On the issue of easy ways, the predilections of democracy should come as no surprise to anyone. Tocqueville: "As the great majority of those who create the laws have no taxable property, all the money that is spent for the community appears to be spent to their advantage, at no cost of their own; and those who have some little property readily find means of so regulating the taxes that they weigh upon the wealthy and profit the poor...In countries in which the poor have the exclusive power of making the laws, no great economy of public expenditure ought to be expected...In other words, the government of a democracy is the only one under which the power that votes the taxes escapes the payment of them...When...the people are invested with the supreme authority, they are perpetually seeking for something better...The thirst for improvment extends to a thousand different objects; it descends to the most trivial details, and especially to those changes which are accompanied with considerable expense, since the object is to improve the condition of the poor, who cannot pay for the improvment. Moreover, all democratic communities are agitated by an ill-defined excitment and a kind of feverish impatience that creates a multitude of innovations, almost all of which are expensive...As it frequently changes its purposes, and still more frequently its agents, its undertakings are often ill-conducted or left unfinished...." A government that would avoid tyranny or anarchy, must rely on self-government, and that means earning what is spent no matter who does either.
doodahdaze 02/19/2010 12:36 PM Report
I cannot understand how 'health care' is more important than getting the economy back rolling, reforming the financial sector bi-partisan fraud-machine from undermining the foundation of American motivation should be first and foremost; otherwise, what health care?. 'Health Care'.?, what the hell is that anyway?
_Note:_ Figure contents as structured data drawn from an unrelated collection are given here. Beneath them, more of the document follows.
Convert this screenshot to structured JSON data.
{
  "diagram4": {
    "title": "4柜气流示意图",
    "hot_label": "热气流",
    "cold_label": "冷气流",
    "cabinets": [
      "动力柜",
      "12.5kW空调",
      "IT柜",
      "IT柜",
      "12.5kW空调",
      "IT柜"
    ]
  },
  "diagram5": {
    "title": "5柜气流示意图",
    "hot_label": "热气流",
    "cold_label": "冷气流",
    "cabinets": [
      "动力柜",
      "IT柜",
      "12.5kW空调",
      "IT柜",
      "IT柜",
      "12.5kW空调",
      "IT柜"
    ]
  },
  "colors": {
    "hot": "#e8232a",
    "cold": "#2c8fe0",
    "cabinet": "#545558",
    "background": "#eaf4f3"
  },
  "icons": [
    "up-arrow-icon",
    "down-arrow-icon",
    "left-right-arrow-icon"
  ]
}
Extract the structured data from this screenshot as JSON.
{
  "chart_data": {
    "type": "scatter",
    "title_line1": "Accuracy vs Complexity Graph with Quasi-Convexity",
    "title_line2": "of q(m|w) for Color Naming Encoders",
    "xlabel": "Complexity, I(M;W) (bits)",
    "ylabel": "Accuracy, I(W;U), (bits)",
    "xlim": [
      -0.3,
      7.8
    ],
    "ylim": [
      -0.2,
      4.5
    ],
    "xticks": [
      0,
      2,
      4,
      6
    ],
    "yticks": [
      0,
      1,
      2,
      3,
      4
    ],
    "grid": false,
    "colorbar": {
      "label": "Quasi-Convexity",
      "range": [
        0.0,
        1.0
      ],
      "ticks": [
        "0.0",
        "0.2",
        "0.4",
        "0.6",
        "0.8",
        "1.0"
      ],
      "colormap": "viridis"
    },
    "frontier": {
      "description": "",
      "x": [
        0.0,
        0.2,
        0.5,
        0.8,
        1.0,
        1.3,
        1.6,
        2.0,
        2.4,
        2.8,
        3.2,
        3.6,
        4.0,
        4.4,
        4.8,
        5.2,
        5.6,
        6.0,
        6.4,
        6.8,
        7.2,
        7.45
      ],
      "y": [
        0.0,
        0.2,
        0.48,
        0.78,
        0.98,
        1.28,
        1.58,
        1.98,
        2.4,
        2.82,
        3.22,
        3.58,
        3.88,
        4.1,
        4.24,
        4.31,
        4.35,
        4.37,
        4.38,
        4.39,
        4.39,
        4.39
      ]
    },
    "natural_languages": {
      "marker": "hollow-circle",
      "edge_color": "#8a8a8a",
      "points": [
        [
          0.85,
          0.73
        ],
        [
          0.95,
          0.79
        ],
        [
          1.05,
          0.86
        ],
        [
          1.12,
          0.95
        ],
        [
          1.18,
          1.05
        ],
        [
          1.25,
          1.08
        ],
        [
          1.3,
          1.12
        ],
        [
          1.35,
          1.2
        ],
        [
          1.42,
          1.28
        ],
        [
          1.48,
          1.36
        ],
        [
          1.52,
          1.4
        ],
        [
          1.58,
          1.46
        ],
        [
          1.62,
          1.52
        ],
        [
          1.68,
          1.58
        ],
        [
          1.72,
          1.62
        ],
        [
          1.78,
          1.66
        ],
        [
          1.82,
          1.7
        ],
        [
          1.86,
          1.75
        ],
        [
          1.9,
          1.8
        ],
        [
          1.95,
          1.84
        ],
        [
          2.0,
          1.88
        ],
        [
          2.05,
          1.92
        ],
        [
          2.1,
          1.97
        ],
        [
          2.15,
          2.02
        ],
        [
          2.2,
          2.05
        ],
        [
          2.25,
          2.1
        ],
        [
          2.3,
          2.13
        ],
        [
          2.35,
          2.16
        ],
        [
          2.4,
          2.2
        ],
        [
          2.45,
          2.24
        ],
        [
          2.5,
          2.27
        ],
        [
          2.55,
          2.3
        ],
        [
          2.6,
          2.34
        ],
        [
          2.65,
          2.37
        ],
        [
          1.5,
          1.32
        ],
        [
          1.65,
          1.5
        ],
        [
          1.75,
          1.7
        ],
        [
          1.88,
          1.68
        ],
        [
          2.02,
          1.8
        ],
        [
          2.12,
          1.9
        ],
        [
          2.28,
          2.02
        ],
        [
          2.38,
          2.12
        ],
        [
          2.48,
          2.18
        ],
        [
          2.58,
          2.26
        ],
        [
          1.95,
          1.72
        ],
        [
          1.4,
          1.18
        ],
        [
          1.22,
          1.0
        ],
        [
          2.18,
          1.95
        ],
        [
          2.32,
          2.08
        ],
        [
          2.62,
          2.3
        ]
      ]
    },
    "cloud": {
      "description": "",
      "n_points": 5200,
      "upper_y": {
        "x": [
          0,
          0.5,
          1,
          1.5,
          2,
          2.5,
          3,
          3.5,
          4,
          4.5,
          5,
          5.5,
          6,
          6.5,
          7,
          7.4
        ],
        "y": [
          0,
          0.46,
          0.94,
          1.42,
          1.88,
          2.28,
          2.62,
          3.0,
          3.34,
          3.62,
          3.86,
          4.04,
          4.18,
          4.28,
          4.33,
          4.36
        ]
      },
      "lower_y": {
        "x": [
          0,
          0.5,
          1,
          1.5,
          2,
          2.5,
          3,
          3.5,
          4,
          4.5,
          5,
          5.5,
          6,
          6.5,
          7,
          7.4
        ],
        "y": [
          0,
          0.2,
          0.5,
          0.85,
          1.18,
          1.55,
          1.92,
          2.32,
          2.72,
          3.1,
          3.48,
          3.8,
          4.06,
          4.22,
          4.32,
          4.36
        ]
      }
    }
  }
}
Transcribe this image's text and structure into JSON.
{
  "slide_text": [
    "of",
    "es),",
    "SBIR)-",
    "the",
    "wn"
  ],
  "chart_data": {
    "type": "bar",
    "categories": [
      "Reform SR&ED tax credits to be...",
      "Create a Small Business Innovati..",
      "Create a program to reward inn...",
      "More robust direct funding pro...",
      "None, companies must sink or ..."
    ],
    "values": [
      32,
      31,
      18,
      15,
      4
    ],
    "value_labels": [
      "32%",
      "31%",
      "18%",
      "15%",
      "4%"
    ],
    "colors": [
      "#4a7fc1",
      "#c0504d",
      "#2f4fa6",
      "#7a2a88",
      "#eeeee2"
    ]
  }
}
Most of the time they're yelling about 'that', they're not even referring to the same thing. Is it getting medicine for a cold? or any other relatively simple 'health' issue, Or is it getting a heart transplant by a competent surgeon? This is even a relatively recent LUXURY, there was a time, not too long ago, when if you got sick, you died; it's just that simple. In fact, I and most people would rather be dead than have to see the 'medical' bill. Why should it cost $2000 to remove a simple non-malignant cyst like bump on the skin, that you could have removed for $10 in Mexico? It's because the rich (the upper-enclave)(the financial-services chummy-chum-chums) wants what's left of the middle-class to fund the research for their technological cutting edge longevity and well-being. Basicly, the health-care industry (like the financial industry) doesn't have to bend over backwards to get customers. EVERYBODY needs what they have. They're just like a government, and they want you serve them, and that's what we have to do, because we don't have a choice. But don't dare regulate them, or we'll get 'bad customer service'. Especially if you're not already worried about it.